Nomogram for bedside early risk stratification of secondary hemophagocytic lymphohistiocytosis in patients with severe fever with thrombocytopenia syndrome.
This nomogram is intended for use during the early hospital evaluation of patients with laboratory-confirmed SFTS. After locating the patient’s value for each predictor on the corresponding axis, draw a vertical line upward to the Points axis to assign points, sum the points across all predictors, and project the total vertically to the Predicted Probability of HLH scale to estimate individual risk. Higher total points indicate a higher probability of HLH and may justify closer monitoring, repeated HLH assessment, and earlier specialist consultation. Predictor coding: For Tmax, categories 1–3 correspond to ≤38.0 °C, 38.1–39.0 °C, and ≥39.1 °C, respectively. For ferritin, categories 1–3 correspond to <2000 ng/mL, 2000–6000 ng/mL, and >6000 ng/mL, respectively. For splenomegaly, 0 indicates absence and 1 indicates presence.
Fig 3.
Discrimination, calibration, and clinical utility of the SFTS–HLH prediction model in the derivation and internal validation cohorts.

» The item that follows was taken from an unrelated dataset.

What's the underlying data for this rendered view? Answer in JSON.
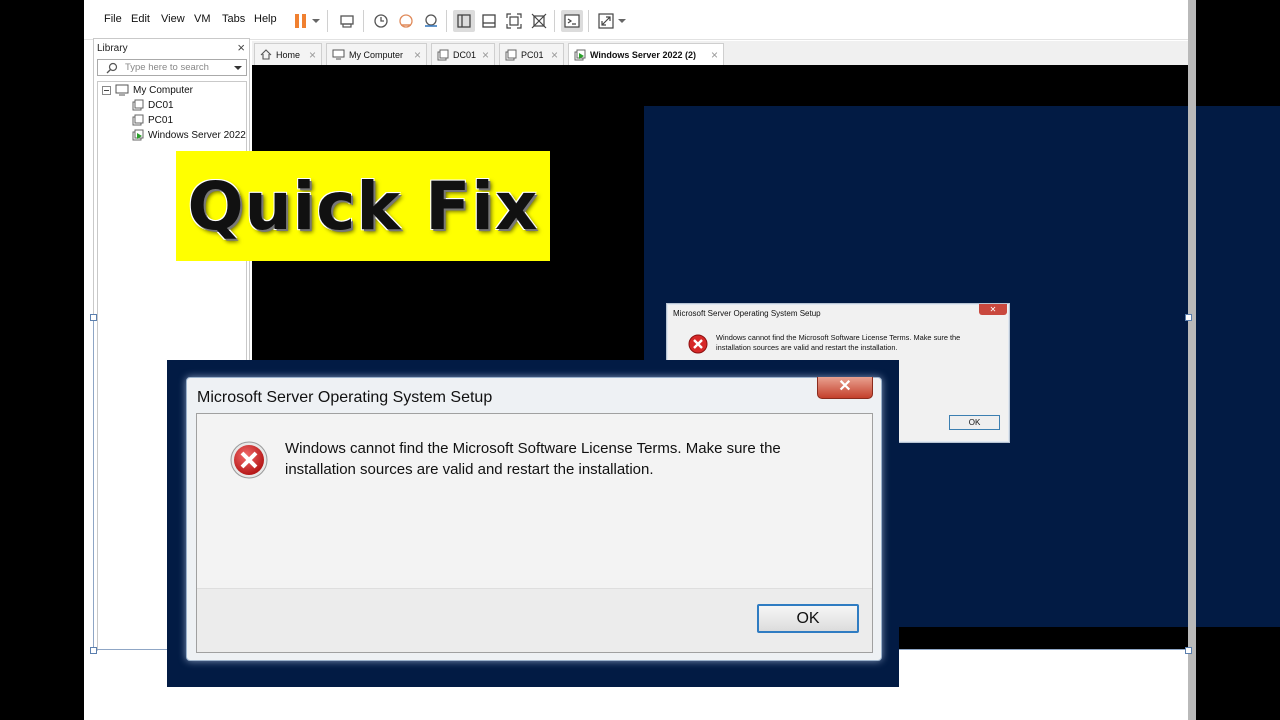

Panel (A) shows the receiver operating characteristic (ROC) curve of the multivariable model in the training cohort, with the area under the ROC curve (AUC) quantifying discrimination; panel (B) displays the corresponding calibration plot comparing predicted and observed risks of secondary HLH in the training cohort; panel (C) shows the ROC curve of the model in the internal validation cohort; and panel (D) shows the calibration plot in the internal validation cohort after intercept-and-slope recalibration. Panels (E) and (F) display decision-curve analyses in the training and internal validation cohorts, illustrating the net clinical benefit of using the prediction model across a range of threshold probabilities compared with “treat-all” and “treat-none” strategies.
Fig 4.
External validation of the SFTS–HLH prediction model.
(A) Receiver operating characteristic (ROC) curve of the prediction model in the external validation cohort, with the area under the ROC curve (AUC) quantifying discrimination. (B) Calibration plot comparing predicted and observed probabilities of secondary HLH in the external cohort. (C) Decision-curve analysis in the external validation cohort, showing the net benefit of applying the model across a range of decision thresholds relative to “treat-all” and “treat-none” strategies.